I had my suspicions about expertise confirmed this month when I got a phone call from the University press office asking if I’d give an expert opinion on a major news story. I assumed that I was going to be asked for my views on the revelation that contrary to the views (and perhaps the wishes) of the world's press, no children had been murdered or tortured on the Haut de la Garenne children's home in the channel island of Jersey. It’s a story I actually do know something about and which I wrote about in a CYC-Online column a few months ago. But no, I was being asked to comment on the “Baby P” case, where a toddler in London was murdered by his mother and her partner. The case was the major news story across the UK for a number of days, prompting the usual ritualistic hand-wringing and demands for social workers to be held to account, including a particularly unsavoury campaign from a particularly unsavoury newspaper for those involved in the case to be sacked. Now, although I am interested in and critical of the way that child protection has emerged as the dominant construct through which society engages with children, I have never actually worked in child protection as such. So I told the press office this and suggested that a colleague, who was engaged in some current research into child protection, might be better placed to do any interview. But she was caught up in something else and the baton was returned to me. So off I toddled to the radio studio to be an “expert” on child protection, much to the annoyance I’ve no doubt of those who would be only too pleased to ask what on earth I know about the subject.
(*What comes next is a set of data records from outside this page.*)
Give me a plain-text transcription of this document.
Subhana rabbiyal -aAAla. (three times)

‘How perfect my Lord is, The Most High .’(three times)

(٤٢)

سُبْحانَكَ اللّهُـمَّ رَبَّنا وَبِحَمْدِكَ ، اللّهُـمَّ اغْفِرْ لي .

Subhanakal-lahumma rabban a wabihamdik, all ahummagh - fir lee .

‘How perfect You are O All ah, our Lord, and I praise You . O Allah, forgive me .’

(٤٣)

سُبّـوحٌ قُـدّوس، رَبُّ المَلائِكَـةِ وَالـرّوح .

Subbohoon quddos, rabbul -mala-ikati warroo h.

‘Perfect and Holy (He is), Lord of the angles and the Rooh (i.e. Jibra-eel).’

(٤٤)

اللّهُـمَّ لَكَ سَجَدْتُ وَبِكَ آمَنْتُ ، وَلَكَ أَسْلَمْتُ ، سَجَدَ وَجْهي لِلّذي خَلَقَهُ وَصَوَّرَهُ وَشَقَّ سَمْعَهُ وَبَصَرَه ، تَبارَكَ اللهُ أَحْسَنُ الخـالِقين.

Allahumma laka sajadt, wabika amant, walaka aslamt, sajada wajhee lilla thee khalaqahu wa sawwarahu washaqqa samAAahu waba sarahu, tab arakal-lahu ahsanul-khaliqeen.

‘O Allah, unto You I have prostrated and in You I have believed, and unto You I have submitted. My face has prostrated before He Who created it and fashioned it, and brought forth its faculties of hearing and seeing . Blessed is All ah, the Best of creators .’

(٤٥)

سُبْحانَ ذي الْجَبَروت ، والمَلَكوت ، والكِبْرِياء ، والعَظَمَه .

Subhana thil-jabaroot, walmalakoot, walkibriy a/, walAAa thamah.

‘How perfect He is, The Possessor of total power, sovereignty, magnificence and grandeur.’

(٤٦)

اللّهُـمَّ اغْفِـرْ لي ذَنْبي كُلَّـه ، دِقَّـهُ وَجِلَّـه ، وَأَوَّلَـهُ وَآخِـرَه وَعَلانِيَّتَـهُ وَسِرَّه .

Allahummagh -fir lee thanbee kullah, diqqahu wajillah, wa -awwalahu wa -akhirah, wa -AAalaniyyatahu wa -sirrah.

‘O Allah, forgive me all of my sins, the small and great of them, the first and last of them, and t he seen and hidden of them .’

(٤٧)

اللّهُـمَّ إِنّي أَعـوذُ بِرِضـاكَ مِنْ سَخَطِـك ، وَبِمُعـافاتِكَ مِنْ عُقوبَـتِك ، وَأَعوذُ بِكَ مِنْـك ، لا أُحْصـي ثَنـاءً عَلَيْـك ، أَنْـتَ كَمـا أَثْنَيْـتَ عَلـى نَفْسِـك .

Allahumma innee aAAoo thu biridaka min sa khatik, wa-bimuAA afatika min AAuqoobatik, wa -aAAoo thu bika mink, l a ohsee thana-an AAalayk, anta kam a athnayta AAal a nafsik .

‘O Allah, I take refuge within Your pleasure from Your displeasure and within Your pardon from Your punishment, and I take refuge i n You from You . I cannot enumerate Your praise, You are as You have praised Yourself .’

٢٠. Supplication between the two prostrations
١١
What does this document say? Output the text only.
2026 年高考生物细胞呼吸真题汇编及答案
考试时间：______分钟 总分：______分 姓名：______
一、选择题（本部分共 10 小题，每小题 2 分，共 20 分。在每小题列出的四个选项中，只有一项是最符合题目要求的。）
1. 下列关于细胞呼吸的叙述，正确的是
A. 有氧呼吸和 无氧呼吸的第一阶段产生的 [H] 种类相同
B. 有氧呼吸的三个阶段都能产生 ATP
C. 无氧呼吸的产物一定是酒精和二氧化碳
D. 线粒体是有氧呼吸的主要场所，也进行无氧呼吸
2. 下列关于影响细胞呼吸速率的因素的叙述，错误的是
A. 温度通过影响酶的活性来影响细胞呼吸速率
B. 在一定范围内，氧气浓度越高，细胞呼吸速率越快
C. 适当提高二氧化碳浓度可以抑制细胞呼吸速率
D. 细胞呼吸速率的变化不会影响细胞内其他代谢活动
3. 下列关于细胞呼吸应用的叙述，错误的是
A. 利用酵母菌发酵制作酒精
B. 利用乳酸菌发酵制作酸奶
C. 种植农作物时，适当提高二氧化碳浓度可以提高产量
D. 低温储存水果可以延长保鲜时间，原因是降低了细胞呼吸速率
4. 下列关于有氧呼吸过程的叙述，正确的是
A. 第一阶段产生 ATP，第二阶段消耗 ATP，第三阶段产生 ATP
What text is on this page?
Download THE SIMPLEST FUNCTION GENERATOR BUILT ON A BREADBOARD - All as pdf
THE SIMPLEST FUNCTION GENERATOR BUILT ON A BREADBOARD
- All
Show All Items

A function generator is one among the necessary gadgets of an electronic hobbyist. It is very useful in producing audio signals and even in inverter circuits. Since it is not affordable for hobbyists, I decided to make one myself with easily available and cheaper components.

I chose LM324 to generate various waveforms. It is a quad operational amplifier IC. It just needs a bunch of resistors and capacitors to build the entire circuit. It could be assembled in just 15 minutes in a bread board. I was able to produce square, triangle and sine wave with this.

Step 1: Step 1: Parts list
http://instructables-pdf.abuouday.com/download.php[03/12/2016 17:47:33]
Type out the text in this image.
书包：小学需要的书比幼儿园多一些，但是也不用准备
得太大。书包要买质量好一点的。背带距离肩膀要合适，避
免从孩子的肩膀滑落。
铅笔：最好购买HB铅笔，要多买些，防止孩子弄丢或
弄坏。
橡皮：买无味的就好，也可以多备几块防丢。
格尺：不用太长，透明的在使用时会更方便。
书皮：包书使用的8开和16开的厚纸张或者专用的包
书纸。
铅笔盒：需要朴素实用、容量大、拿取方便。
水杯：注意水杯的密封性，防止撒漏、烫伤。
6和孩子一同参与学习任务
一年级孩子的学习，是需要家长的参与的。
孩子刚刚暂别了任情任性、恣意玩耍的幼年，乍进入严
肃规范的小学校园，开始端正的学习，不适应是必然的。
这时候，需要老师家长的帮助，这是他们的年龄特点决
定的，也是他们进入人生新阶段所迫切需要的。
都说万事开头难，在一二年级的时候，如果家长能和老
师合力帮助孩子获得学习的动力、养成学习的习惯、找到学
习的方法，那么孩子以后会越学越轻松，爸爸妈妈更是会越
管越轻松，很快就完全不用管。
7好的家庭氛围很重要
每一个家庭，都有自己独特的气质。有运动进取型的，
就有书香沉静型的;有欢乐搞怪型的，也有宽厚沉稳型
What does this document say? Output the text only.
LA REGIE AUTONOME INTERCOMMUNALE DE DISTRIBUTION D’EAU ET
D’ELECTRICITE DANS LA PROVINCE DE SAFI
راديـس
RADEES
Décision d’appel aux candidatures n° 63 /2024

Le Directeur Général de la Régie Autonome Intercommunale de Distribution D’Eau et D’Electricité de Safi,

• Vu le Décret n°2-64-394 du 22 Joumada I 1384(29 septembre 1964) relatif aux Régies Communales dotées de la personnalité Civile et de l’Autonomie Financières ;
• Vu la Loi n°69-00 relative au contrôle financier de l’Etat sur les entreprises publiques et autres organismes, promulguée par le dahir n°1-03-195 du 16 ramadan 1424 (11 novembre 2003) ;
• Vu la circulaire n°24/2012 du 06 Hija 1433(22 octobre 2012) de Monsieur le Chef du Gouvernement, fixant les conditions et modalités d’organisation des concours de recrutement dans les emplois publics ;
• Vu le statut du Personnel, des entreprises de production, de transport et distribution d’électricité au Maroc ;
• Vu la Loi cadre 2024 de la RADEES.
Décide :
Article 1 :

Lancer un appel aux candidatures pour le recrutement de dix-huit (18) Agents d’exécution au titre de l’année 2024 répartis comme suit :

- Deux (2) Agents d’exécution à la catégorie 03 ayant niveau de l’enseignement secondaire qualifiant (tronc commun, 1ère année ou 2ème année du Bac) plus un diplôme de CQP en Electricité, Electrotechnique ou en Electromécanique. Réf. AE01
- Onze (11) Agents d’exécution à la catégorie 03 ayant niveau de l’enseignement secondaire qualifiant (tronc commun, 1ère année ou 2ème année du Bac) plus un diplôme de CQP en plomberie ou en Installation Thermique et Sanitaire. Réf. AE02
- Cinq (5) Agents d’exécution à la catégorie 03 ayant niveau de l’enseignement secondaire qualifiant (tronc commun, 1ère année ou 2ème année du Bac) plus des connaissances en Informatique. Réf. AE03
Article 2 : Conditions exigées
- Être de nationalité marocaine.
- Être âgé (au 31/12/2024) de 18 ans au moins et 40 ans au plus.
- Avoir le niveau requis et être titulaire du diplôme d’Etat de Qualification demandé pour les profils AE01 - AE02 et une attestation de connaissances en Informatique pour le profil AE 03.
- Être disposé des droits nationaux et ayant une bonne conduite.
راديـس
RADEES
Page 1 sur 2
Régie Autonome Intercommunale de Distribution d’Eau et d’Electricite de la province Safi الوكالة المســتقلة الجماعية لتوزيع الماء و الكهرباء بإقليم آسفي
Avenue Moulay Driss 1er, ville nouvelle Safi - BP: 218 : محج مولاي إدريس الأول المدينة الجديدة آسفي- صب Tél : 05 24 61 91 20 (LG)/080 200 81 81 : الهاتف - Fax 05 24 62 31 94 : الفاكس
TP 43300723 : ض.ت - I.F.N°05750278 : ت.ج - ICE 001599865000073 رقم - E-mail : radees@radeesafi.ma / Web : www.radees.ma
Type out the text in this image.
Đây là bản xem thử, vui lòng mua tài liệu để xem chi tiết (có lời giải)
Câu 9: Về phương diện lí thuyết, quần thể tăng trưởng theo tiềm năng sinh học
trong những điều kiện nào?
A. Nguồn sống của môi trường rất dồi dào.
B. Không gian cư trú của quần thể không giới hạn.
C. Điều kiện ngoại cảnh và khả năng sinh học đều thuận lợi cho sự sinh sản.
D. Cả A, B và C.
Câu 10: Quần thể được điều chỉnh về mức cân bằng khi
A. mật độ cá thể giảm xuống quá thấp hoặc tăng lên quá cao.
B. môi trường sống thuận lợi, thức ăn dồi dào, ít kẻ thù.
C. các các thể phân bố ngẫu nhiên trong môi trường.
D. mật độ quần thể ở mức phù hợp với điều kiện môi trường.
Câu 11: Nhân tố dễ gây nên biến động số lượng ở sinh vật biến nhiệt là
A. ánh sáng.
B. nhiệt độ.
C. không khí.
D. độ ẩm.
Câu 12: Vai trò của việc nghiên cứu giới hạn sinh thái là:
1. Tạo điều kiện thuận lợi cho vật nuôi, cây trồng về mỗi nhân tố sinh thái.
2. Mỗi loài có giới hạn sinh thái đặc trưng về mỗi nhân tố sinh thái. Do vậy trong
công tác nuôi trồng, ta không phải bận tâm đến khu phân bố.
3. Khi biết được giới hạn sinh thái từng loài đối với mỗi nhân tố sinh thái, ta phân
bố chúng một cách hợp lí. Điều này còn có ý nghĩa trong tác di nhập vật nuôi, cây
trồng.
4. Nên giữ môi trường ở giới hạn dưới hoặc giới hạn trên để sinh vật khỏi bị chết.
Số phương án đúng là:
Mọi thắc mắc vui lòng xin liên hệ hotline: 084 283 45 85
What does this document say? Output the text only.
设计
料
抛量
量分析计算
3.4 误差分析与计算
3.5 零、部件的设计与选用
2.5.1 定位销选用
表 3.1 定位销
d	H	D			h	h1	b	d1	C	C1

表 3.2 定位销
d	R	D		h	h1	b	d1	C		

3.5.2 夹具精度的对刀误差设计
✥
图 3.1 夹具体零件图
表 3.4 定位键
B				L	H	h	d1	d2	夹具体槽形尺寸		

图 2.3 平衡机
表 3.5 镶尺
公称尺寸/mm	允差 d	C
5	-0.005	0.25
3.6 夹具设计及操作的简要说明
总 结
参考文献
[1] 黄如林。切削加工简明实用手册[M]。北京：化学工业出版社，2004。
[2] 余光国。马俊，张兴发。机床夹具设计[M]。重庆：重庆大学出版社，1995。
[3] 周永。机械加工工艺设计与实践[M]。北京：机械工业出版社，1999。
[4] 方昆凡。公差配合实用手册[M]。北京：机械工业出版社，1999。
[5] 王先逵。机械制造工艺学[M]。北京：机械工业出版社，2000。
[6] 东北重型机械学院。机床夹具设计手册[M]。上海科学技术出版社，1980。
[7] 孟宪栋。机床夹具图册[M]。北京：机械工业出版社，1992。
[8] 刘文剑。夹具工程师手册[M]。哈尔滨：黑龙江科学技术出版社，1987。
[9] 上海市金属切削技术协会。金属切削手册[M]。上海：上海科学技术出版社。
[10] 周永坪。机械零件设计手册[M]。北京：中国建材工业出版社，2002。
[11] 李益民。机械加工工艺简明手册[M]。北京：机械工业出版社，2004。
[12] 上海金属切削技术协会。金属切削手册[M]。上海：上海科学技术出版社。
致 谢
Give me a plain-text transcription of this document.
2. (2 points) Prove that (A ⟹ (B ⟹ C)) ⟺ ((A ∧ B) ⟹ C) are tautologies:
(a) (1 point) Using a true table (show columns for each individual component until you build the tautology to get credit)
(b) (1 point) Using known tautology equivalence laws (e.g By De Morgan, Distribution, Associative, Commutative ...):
In actual fact I was fortunate enough to be reading
a new book called Reforming Child Protection (Lonne et al,
2008). It’s a brave book, which claims that child protection systems
across the Anglophone world are failing children, families and social
workers. A central argument is that child protection interventions can
cause as many problems for children and families as they profess to
address. One of the points I managed to make in my interview was that
the kind of legal and regulatory demands that social workers
increasingly have to comply with actually get in the way of trusting
engagement with families. And when that central relationship is
compromised through a lack of trust then all the regulatory requirements
of the day aren’t going to protect children. And when following the
procedures doesn’t work social workers are hung out to dry, Lonne et al
argue that child protection needs a new paradigm, one which takes us
beyond the blame games that characterise the current system. But I’m not
sure that everyone wants a new paradigm – there seems to be those who
take some perverse pleasure from revelations of child cruelty. One of
the more critical newspaper commentators castigated what he called “dead
baby porn” in the wake of the coverage of the Baby P case. Likewise,
there seem to be voices among those child advocates (legal and
otherwise) who have descended upon Jersey who appear almost disappointed
by the dismissal of claims of murder and of torture chambers. It seems
that until we see a fairly seismic paradigm shift in attitudes to child
protection more generally then we will lurch from crisis to lurid
crisis, without making a blind bit of difference to the lives of those
we profess to protect. And that’s an expert opinion.
Reference
Lonne, Bob; Parton, Nigel; Thomson, Jane and Harries, Maria. (2008). Reforming Child Protection. London, Routledge.